Yukarıda açıklandığı durumlar dışında taht asla hanedanın yaşça en büyük mensubuna (birçok yazar tarafından yanlış olarak ileri sürüldüğü gibi) geçmezdi. Bu durum sultanlığın son zamanlarında, padişah olmamış Sultan Murat’ın oğlu yaşça büyük Selahattin’in değil de padişah Abdülaziz’in oğlu olan II. Abdülmecit’in halife seçilmesiyle tasdik edilmiştir. Sultan Murat (II. Abdülhamit’in üvey kardeşi) kılıç kuşanmamıştı ve bu yüzden de ne padişah ne de halife olabilirdi. Dolayısıyla onun oğlu olan Selahattin ve onun soyu tahta geçemezdi. Yukarıda açıklananlara ilaveten, Selahattin babası şehzadeyken doğmuştu ve bu yüzden de tahta geçemezdi. Ayni durum padişah II. Abdülhamit’in yaşça en büyük oğlu Prens Mehmet Selim örneği için de söz konusuydu.
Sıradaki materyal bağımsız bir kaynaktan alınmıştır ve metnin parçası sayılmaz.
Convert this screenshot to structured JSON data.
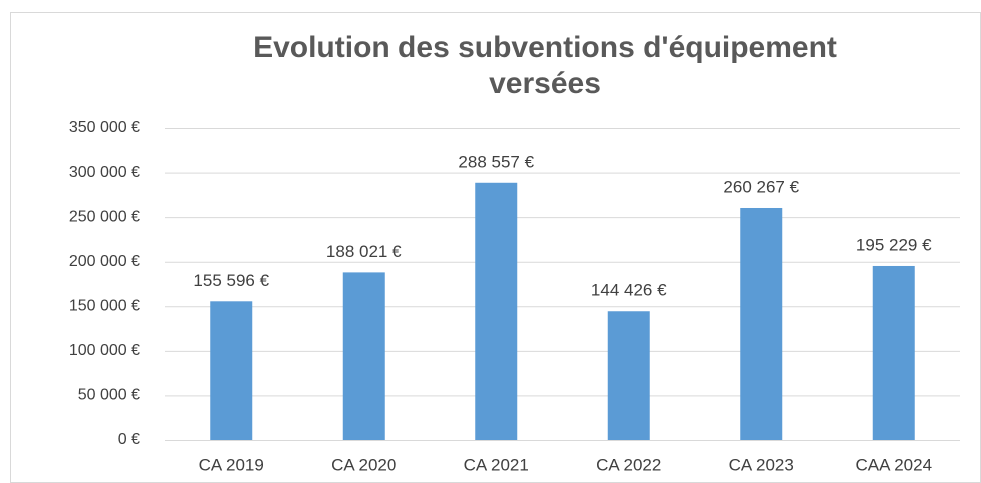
{
  "chart_data": {
    "type": "bar",
    "title": "Evolution des subventions d'équipement versées",
    "categories": [
      "CA 2019",
      "CA 2020",
      "CA 2021",
      "CA 2022",
      "CA 2023",
      "CAA 2024"
    ],
    "values": [
      155596,
      188021,
      288557,
      144426,
      260267,
      195229
    ],
    "value_labels": [
      "155 596 €",
      "188 021 €",
      "288 557 €",
      "144 426 €",
      "260 267 €",
      "195 229 €"
    ],
    "color": "#5b9bd5",
    "ylim": [
      0,
      350000
    ],
    "yticks": [
      {
        "value": 0,
        "label": "0 €"
      },
      {
        "value": 50000,
        "label": "50 000 €"
      },
      {
        "value": 100000,
        "label": "100 000 €"
      },
      {
        "value": 150000,
        "label": "150 000 €"
      },
      {
        "value": 200000,
        "label": "200 000 €"
      },
      {
        "value": 250000,
        "label": "250 000 €"
      },
      {
        "value": 300000,
        "label": "300 000 €"
      },
      {
        "value": 350000,
        "label": "350 000 €"
      }
    ],
    "grid": true
  }
}
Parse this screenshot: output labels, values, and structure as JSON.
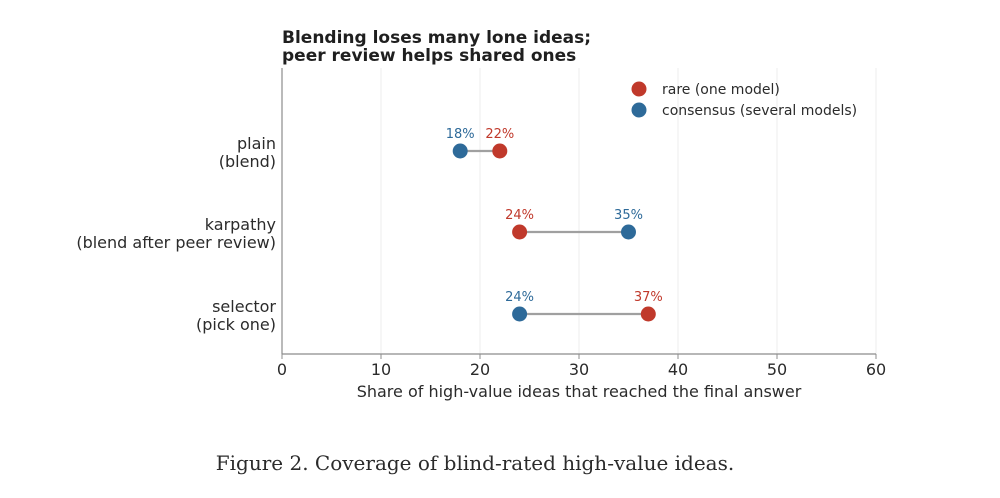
{
  "chart_data": {
    "type": "dumbbell",
    "title_lines": [
      "Blending loses many lone ideas;",
      "peer review helps shared ones"
    ],
    "xlabel": "Share of high-value ideas that reached the final answer",
    "ylabel": "",
    "xlim": [
      0,
      60
    ],
    "xticks": [
      0,
      10,
      20,
      30,
      40,
      50,
      60
    ],
    "grid": "vertical",
    "legend_placement": "top-right",
    "categories": [
      {
        "line1": "plain",
        "line2": "(blend)"
      },
      {
        "line1": "karpathy",
        "line2": "(blend after peer review)"
      },
      {
        "line1": "selector",
        "line2": "(pick one)"
      }
    ],
    "series": [
      {
        "name": "rare (one model)",
        "color": "#c0392b",
        "values": [
          22,
          24,
          37
        ],
        "labels": [
          "22%",
          "24%",
          "37%"
        ]
      },
      {
        "name": "consensus (several models)",
        "color": "#2e6a99",
        "values": [
          18,
          35,
          24
        ],
        "labels": [
          "18%",
          "35%",
          "24%"
        ]
      }
    ],
    "connector_color": "#a0a0a0"
  },
  "caption": "Figure 2. Coverage of blind-rated high-value ideas."
}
Bu yüzden de sürgündeki tek meşru şehzadeler padişah II. Abdülhamit’in oğullarıydı. 1973’te son kardeşi şehzade Abid’in ölümünden sonra babam bir padişahın yaşayan son oğlu olarak Selim bin Hamit Han Selim i rabi bin Hamit Han ve sürgündeki hilafetin koruyucusu oldu.
Burada kayda değer olan şu ki, kader bir padişahın son oğlu olarak son iki Oğuz boyundan gelen birini seçmişti: İslam’ın iki direği biri Sünni biri Şii olan Osmanlı ve Kaçar.
Kaçar veraseti
Kaçar veraset kaideleri Osmanlılarınkinden daha basitti. Taht doğrudan yasça büyük olma düzenine göre son Şah’ın oğullarına geçiyordu. Bununla beraber şehzadenin hem Şah’ın hem de bir Kaçar annenin oğlu olması gerekiyordu Bu yüzden benim büyük-büyük babam Nasrettin Şah’ın yaşça en büyük oğlu olan Prens-Vali Mesut Zill-i Sultan sadece annesi bir Kaçar prensesi olmadığı için daha az kabiliyetli olan üvey kardeşiyle yer değiştirdi. Bu durum muhtemelen Kaçar Hanedanı’nın çöküşünü hızlandırdı.
Mesut Zill-i Sultan’ın II. Abdülhamit döneminde Osmanlı sarayıyla yakın ilişkileri vardı. Mesut Zill-i Sultan’ı kendi hakkı olduğunu düşündüğü Iran tahtına geçme tutkusunu gerçekleştirmek için altıncı kızı olan Zell-os Soltaneh’i (sonradan Seniha Zill-i Sultan) Nasrettin Sah suikastından bir kaç yıl sonra müstakbel gelin olarak II. Abdülhamit’e vererek bir evlilik ittifakı yapmaya sevk etti. Maalesef padişah II. Abdülhamit’in kendi zorlukları ve nihayette 1909’da tahttan düşmesi Prens Mesut Zill-i Sultan’ın ihtiraslarını gerçekleştirmeye fırsat vermedi.